EKONOMİ - 23 Mart 2018 Cuma 17:57

PANKOBİRLİK Genel Başkanı Konuk: “Özelleştirmeye karşı değiliz”

A
A
A
PANKOBİRLİK Genel Başkanı Konuk: “Özelleştirmeye karşı değiliz”

AK Parti Karaman Milletvekili ve Pancar Ekicileri Kooperatifleri Birliği (PANKOBİRLİK) Genel Başkanı Recep Konuk, özelleştirmeye karşı olmadıklarını, şeker fabrikalarının çiftçi kuruluşlarınca işletilebileceğini söyledi.

AK Parti Karaman Milletvekili ve Pancar Ekicileri Kooperatifleri Birliği (PANKOBİRLİK) Genel Başkanı Recep Konuk, özelleştirmeye karşı olmadıklarını, şeker fabrikalarının çiftçi kuruluşlarınca işletilebileceğini söyledi.


Konya Tarım Fuarı’nda, Konya Şeker A.Ş.’ye ait Torku markasının standını gezerek pancar üreticileriyle bir araya gelen Recep Konuk, şeker fabrikalarının özelleştirilmesi ile ilgili konuştu.

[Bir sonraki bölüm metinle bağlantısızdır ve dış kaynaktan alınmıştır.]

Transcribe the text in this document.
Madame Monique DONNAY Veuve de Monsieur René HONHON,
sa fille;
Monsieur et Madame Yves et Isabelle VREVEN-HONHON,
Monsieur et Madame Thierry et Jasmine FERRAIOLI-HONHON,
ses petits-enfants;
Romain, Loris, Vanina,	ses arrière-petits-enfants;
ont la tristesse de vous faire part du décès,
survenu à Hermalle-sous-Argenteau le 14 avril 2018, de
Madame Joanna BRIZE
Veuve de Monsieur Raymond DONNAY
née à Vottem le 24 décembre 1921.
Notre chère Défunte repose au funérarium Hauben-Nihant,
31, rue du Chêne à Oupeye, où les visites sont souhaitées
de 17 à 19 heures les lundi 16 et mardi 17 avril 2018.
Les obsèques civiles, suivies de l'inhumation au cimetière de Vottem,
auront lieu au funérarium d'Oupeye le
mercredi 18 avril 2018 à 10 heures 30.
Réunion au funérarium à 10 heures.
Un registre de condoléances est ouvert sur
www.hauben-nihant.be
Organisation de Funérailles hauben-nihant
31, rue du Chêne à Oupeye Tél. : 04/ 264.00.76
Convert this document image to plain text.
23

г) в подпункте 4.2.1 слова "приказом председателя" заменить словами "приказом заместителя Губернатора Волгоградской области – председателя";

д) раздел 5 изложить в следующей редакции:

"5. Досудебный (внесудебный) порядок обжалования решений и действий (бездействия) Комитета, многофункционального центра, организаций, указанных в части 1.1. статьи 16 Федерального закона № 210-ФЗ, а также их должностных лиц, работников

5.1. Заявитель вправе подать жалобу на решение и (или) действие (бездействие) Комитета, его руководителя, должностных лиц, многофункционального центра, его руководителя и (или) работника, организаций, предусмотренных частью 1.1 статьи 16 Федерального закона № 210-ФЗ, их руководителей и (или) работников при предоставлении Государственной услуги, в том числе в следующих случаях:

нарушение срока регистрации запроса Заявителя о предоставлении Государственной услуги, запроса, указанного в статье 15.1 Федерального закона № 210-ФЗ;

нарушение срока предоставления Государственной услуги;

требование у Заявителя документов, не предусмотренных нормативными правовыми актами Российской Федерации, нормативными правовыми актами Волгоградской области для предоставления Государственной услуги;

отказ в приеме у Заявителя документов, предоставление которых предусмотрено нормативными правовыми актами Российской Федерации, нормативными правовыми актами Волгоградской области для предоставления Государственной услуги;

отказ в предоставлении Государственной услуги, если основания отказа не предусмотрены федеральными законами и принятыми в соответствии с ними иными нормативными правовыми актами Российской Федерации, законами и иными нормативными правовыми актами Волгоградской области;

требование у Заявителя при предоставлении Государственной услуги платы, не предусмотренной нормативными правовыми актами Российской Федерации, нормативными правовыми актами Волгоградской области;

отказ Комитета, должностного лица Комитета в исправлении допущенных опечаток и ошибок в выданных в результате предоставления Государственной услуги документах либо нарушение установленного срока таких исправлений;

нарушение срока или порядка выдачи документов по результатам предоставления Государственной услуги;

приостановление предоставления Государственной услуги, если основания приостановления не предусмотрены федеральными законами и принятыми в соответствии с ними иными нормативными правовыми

Amerika ve Avrupa’dan örnekler vererek buradaki şeker fabrikalarının tamamının özel sektör eliyle işletildiğini anlatan Recep Konuk, Türkiye’deki şeker fabrikalarının sektörün içindeki kuruluşlar eliyle işletilebileceğini kaydetti. Konuk şöyle konuştu:


“Biz esasen özelleştirmeye karşı değiliz. Devletin gazla, bezle, tuzla olmasının çok sürdürülebilir olduğunu düşünmüyoruz. Yalnız özelliği olan bir özelleştirmenin olmasına da ihtiyaç olduğunu düşünüyoruz. Eğer mevcut şekliyle özelleştirilme gerçekleştirilecek olursa, üreticinin içinde olmayan bir yapıyla özelleştirilmesi durumunda bu özelleştirmenin kaos olacağını düşünüyoruz. Sebebini söyleyeyim. Bugün Amerika Birleşik Devletleri’ndeki şeker fabrikalarının, pancar şekeri işleyen fabrikalarının yüze 100’ü özel sektör işletemediği için kooperatif veya çitçi kuruluşlarına devredilerek tamamı çiftçi kuruluşlarının işlettiği modele dönmüştür. Amerika gibi dünyanın en liberal memleketinde bile eğer şeker pancarı tabiatı gereği özel sektör tarafından işletilememiş ise bu bizim ülkemizde de işletilemez. Zaten Avrupa’da da benzer gelişmeler başlamış. Başta Almanya’da yüzde 80’e, Fransa’da yüzde 80’in üstüne çıkarak bugün kooperatif kuruluşlarına, çiftçi kuruluşlarına bu üretim devredilmiş. Hatta İngiltere’de ve Hollanda’da da bu çiftçi kuruluşlarının işletme kabiliyetleri yüzde 100’e çıkmıştır. Bizim ülkemizde de olması gereken budur.”



“Şekeri, şeker pancarını ve gıdayı başka ellere mahkum etmeyiz”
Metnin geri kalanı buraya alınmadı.